Tried both on MAC OS(M4 arm64) and Windows 11(Intel x64)

Subsystem

node:Zlib

What steps will reproduce the bug?

I am trying to use zlib inside a transform stream which compresses multiple streams with separate zlib instances. like given below

type TSplitStreamContext = {
        redisTempKey: string,
        csvObjectStringifier?: ReturnType<typeof createObjectCsvStringifier>,
        zipper?: Gzip,
        downStream?: Stream[]
    };

const tagsStreamContext = new Map<string, TSplitStreamContext>();

const zipStream = new Transform({
        objectMode: true,
        transform(tagWiseCSVChunks: Record<string, string>, encoding, callback) {
            const tagIdVSChunkRecords = Object.entries(tagWiseCSVChunks);
            let upstreamPressure = 0;
            let downstreamBackPressure = 0;

            for (const [tagId, csvChunk] of tagIdVSChunkRecords) {
                const existingContext = tagsStreamContext.get(tagId) ?? {} as TSplitStreamContext;

                if (existingContext.zipper == null || existingContext.zipper === undefined) {
                    existingContext.zipper = createGzip();

                    existingContext.zipper.on('data', (chunk: Buffer) => {
                        if (this.push({ [tagId]: chunk }) === false) {
                            downstreamBackPressure++;
                            existingContext.zipper!.pause();
                            this.once('drain', () => {
                                downstreamBackPressure--;
                                if (downstreamBackPressure === 0) {
                                    existingContext.zipper!.resume();
                                }
                            });
                        }
                    });

                    tagsStreamContext.set(tagId, existingContext);
                }

                if (existingContext.zipper.write(csvChunk) === false) {
                    upstreamPressure++;
                    existingContext.zipper.once('drain', () => {
                        upstreamPressure--;
                        if (upstreamPressure === 0) {
                            callback();//This controls upstream flow
                        }
                    });
                }
            }
            if (upstreamPressure === 0) {
                callback();//This controls upstream flow
            }

        },

        final(callback) {
            const promiseHandles = [];

            for (const [tagId, context] of tagsStreamContext) {
                if (context.zipper !== null && context.zipper !== undefined) {
                    promiseHandles.push(new Promise<void>((resolve, reject) => {
                        context.zipper!.once('end', resolve);
                        context.zipper!.once('error', reject);
                        context.zipper!.end();
                    }));
                }
            }

            Promise.all(promiseHandles)
                .then(() => { callback(); console.log('All zippers ended.'); })
                .catch(err => callback(err));
        }
    });

I invoke this code with more stream which pass data to this transform stream like file reader, csv parser etc and downstream i have filewriter, Everything this only produces half of the data from the actual file and half is not written.

How often does it reproduce?
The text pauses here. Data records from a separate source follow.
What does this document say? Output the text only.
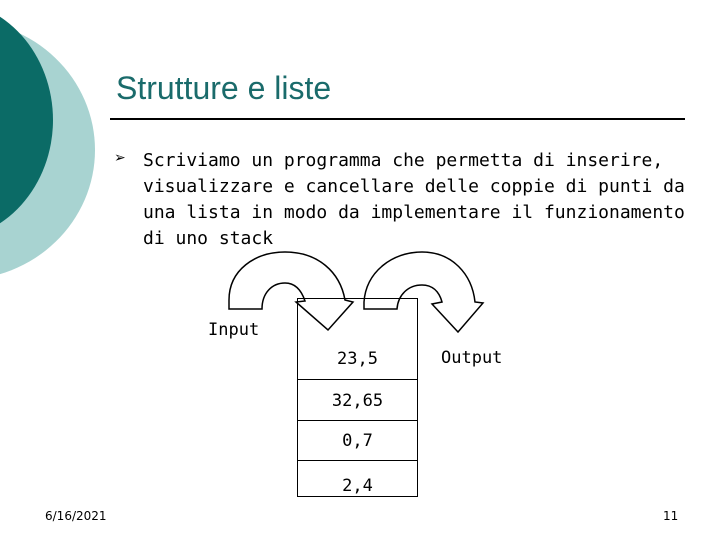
Strutture e liste
➢ Scriviamo un programma che permetta di inserire, visualizzare e cancellare delle coppie di punti da una lista in modo da implementare il funzionamento di uno stack
Input
Output
23,5
32,65
0,7
2,4
6/16/2021	11
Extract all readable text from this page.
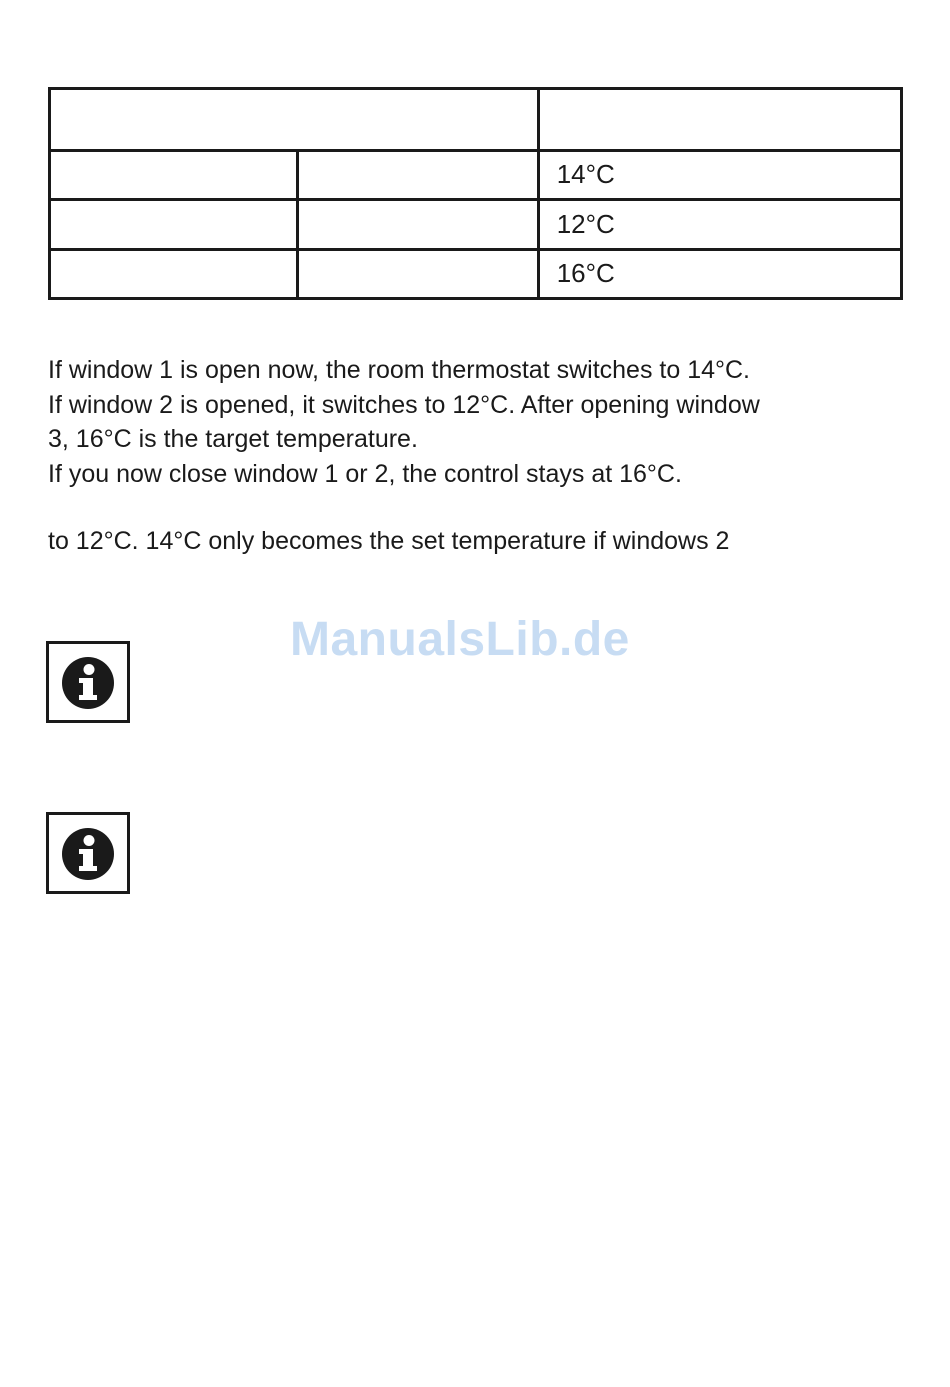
		14°C
		12°C
		16°C

If window 1 is open now, the room thermostat switches to 14°C.
If window 2 is opened, it switches to 12°C. After opening window
3, 16°C is the target temperature.
If you now close window 1 or 2, the control stays at 16°C.

to 12°C. 14°C only becomes the set temperature if windows 2

ManualsLib.de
Is there a required condition?

This happens every time.

What is the expected behavior? Why is that the expected behavior?

It should normally compress all of the file data and just act like a normal pipe operation.

What do you see instead?

It only transforms half of the file.

Important part is it works for small files <100MB but fails for any bigger files.. i assume this is something to do with its internal buffers i guess (speculation)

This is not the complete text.